There are few guarantees in life, but if you are sure you cannot do something, you are right. Our vocal opposition was sure that merging Lewiston and Auburn won’t work even before we got organized. The glass they hold is always half-empty.

Clearly, the Lewiston and Auburn Joint Charter Commission has been conditional with words and careful with projections. We will not overstate or over-promise. With no authority to implement changes, we can only shine a light on what might be. Final decisions will rest with a future city council, hopefully one with a glass half-full mindset. Without condition, we are saying our future can be bright if we are One LA.

Short on facts? Hardly. A couple weeks ago we made public an 88-page study and a 16-page rationale for merging. Department-by-department, line-by-line, and job-by-job, we detail where money can be saved. Over a 10-year period those savings add up to at least $23 million — and as much $42 million or more as integration plays out in full. Our documented facts are posted at

A merger will require some one-time costs, but given a 26-month transition period and with the governor offering to support the joining of school districts, those costs will be manageable and pale in comparison to the millions of dollars saved year after year. It is a certainty, if we do not merge the cities, we will not find annual savings of $2.3 to $4.2 million. Taxes will rise at a faster rate, services will be reduced, or both.

When it comes to a success model, we have referred to the Princeton, New Jersey, merger because it was recent, a similar-sized community and a big success.
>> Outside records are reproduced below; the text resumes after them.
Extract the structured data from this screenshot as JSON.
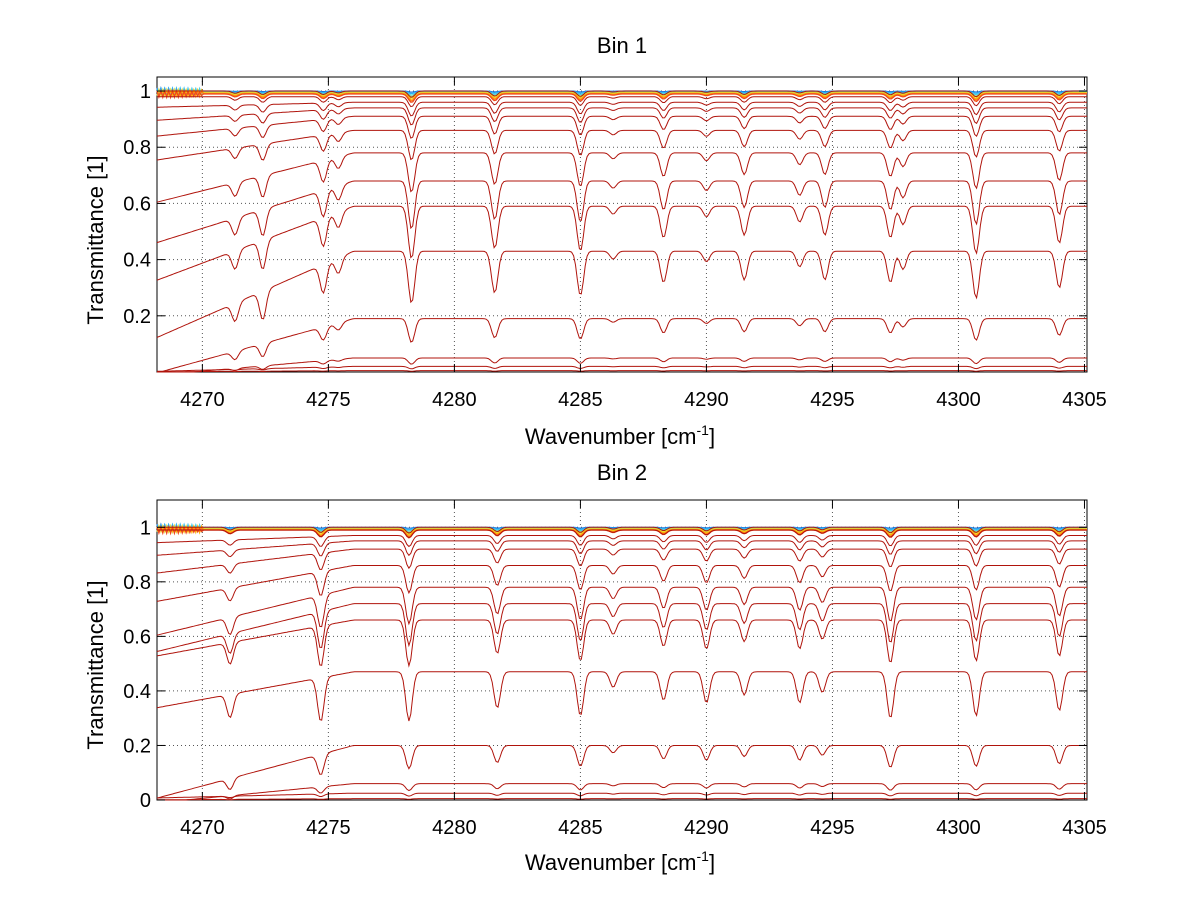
{
  "chart_data": [
    {
      "type": "line",
      "title": "Bin 1",
      "xlabel": "Wavenumber [cm",
      "xlabel_sup": "-1",
      "xlabel_close": "]",
      "ylabel": "Transmittance [1]",
      "xlim": [
        4268.2,
        4305.1
      ],
      "ylim": [
        0.0,
        1.05
      ],
      "xticks": [
        4270,
        4275,
        4280,
        4285,
        4290,
        4295,
        4300,
        4305
      ],
      "yticks": [
        0.2,
        0.4,
        0.6,
        0.8,
        1
      ],
      "grid": true,
      "series_description": "Family of transmittance spectra with increasing absorber amount; top curves near 1 colored blue-cyan-yellow-orange, lower curves dark red",
      "line_centers": [
        {
          "x": 4271.3,
          "depth": 0.35
        },
        {
          "x": 4272.4,
          "depth": 0.55
        },
        {
          "x": 4274.8,
          "depth": 0.55
        },
        {
          "x": 4275.4,
          "depth": 0.3
        },
        {
          "x": 4278.3,
          "depth": 1.0
        },
        {
          "x": 4281.6,
          "depth": 0.8
        },
        {
          "x": 4285.0,
          "depth": 0.85
        },
        {
          "x": 4286.3,
          "depth": 0.15
        },
        {
          "x": 4288.3,
          "depth": 0.6
        },
        {
          "x": 4290.0,
          "depth": 0.2
        },
        {
          "x": 4291.5,
          "depth": 0.55
        },
        {
          "x": 4293.7,
          "depth": 0.3
        },
        {
          "x": 4294.7,
          "depth": 0.55
        },
        {
          "x": 4297.3,
          "depth": 0.6
        },
        {
          "x": 4297.8,
          "depth": 0.35
        },
        {
          "x": 4300.7,
          "depth": 0.9
        },
        {
          "x": 4304.0,
          "depth": 0.7
        }
      ],
      "baselines": [
        1.0,
        0.98,
        0.96,
        0.94,
        0.91,
        0.86,
        0.78,
        0.68,
        0.59,
        0.43,
        0.19,
        0.05,
        0.02,
        0.005
      ],
      "left_drop": [
        0.0,
        0.0,
        0.02,
        0.05,
        0.08,
        0.12,
        0.2,
        0.25,
        0.3,
        0.35,
        0.22,
        0.07,
        0.02,
        0.005
      ]
    },
    {
      "type": "line",
      "title": "Bin 2",
      "xlabel": "Wavenumber [cm",
      "xlabel_sup": "-1",
      "xlabel_close": "]",
      "ylabel": "Transmittance [1]",
      "xlim": [
        4268.2,
        4305.1
      ],
      "ylim": [
        0.0,
        1.1
      ],
      "xticks": [
        4270,
        4275,
        4280,
        4285,
        4290,
        4295,
        4300,
        4305
      ],
      "yticks": [
        0,
        0.2,
        0.4,
        0.6,
        0.8,
        1
      ],
      "grid": true,
      "series_description": "Family of transmittance spectra with increasing absorber amount; top curves near 1 colored blue-cyan-yellow-orange, lower curves dark red",
      "line_centers": [
        {
          "x": 4271.1,
          "depth": 0.45
        },
        {
          "x": 4274.7,
          "depth": 0.85
        },
        {
          "x": 4278.2,
          "depth": 0.95
        },
        {
          "x": 4281.7,
          "depth": 0.7
        },
        {
          "x": 4285.0,
          "depth": 0.85
        },
        {
          "x": 4286.3,
          "depth": 0.3
        },
        {
          "x": 4288.3,
          "depth": 0.55
        },
        {
          "x": 4290.0,
          "depth": 0.6
        },
        {
          "x": 4291.5,
          "depth": 0.45
        },
        {
          "x": 4293.7,
          "depth": 0.6
        },
        {
          "x": 4294.6,
          "depth": 0.4
        },
        {
          "x": 4297.3,
          "depth": 0.9
        },
        {
          "x": 4300.7,
          "depth": 0.85
        },
        {
          "x": 4304.0,
          "depth": 0.75
        }
      ],
      "baselines": [
        1.0,
        0.99,
        0.97,
        0.95,
        0.92,
        0.86,
        0.78,
        0.72,
        0.66,
        0.47,
        0.2,
        0.06,
        0.025,
        0.005
      ],
      "left_drop": [
        0.0,
        0.0,
        0.03,
        0.06,
        0.1,
        0.15,
        0.2,
        0.2,
        0.15,
        0.15,
        0.22,
        0.08,
        0.02,
        0.005
      ]
    }
  ],
  "colors": {
    "upper_family": [
      "#1f77e0",
      "#29b6f6",
      "#4dd0e1",
      "#a5d86b",
      "#e6e03a",
      "#ffb300",
      "#ff7a1a",
      "#f04a1a"
    ],
    "lower_family": "#b0140c",
    "grid": "#555555"
  }
}
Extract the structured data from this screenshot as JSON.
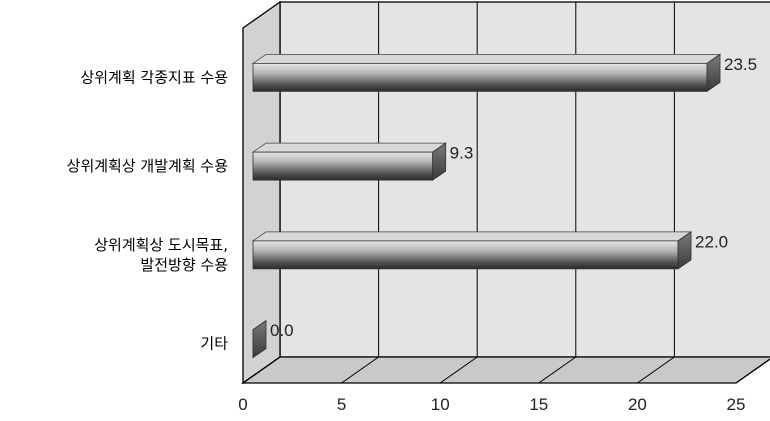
{
  "chart_data": {
    "type": "bar",
    "orientation": "horizontal",
    "three_d": true,
    "categories": [
      [
        "상위계획 각종지표 수용"
      ],
      [
        "상위계획상 개발계획 수용"
      ],
      [
        "상위계획상 도시목표,",
        "발전방향 수용"
      ],
      [
        "기타"
      ]
    ],
    "values": [
      23.5,
      9.3,
      22.0,
      0.0
    ],
    "value_labels": [
      "23.5",
      "9.3",
      "22.0",
      "0.0"
    ],
    "x_ticks": [
      "0",
      "5",
      "10",
      "15",
      "20",
      "25"
    ],
    "xlim": [
      0,
      25
    ],
    "grid": true,
    "legend": "none",
    "colors": {
      "wall": "#e4e4e4",
      "floor": "#c9c9c9",
      "side_wall": "#d2d2d2",
      "bar_light": "#dcdcdc",
      "bar_dark": "#2e2e2e",
      "bar_end": "#5a5a5a",
      "grid": "#000000"
    }
  }
}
We used the same consultant to help us here, and we have taken advice from people who were directly part of their process. A friend of mine who lives in Princeton enthused that the merger “has been great for cost savings and improved services.” Want more facts? Read “A Tale Of Two Tigers: Princeton’s Historic Consolidation.”

Our opponents acknowledge the very real demographic and economic headwinds we face in the years ahead. They also express frustration about excessive city bureaucracies and ineffective agencies. OK, now what? Certainly, staying with the status quo can’t be the answer.


Our initiative is not about erasing a cherished invisible border, and we’re not dealing in emotion. It is about rethinking how our new city is organized and re-engineering how work is done — that is — making our government more efficient and effective. Without the requirement to combine, what will change? It is precisely because of no action by city councils, even after three consolidation studies during two decades, that our Commission is taking this directly to the people in November.

Particularly worrisome is that the Twin Cities are actually moving away from each other, with Auburn’s abandoning joint economic development being one significant example. Given our financial and economic challenges, does it make sense for a city of 23,000 that sits next to a city of 36,000 to be in competition with each other?

In the end, the choice will come down to our being two rival cities or one city that rivals others.

When he was in town a few weeks ago, George Mitchell said, “You have to stop thinking of your grandfather and start thinking of your grandchildren.” Some are wrapped in warm remembrances of a past, when we shopped on Lisbon Street and our factories churned out bedspreads and shoes for the world. That time is gone, and it is not coming back. We hope that most people understand the necessity of looking forward and preparing for what will be.

Through our work, we learned and project that we can be one community with one vision, where everyone is pulling in the same direction. As a city of nearly 60,000 we can raise our stature and change how others see and react to us. We can have an efficient city that saves money and delivers quality services — and where a safe city is made safer.

Focused and not competing, we can push through our headwinds for economic growth and quality jobs. To attract the talented people who attract the businesses that create the jobs that bring growth and an elevated quality of life, which, in turn, attract more talent, we can — we must — reinvent and revitalize our schools so that they are the best in Maine.


The fact is we have presented a model for how Lewiston and Auburn can have more jobs, better schools and safer streets. LA can be Maine’s best place to live, learn, work and play.

We can if we are One LA.

Gene Geiger is chairman of the Lewiston and Auburn Joint Charter Commission.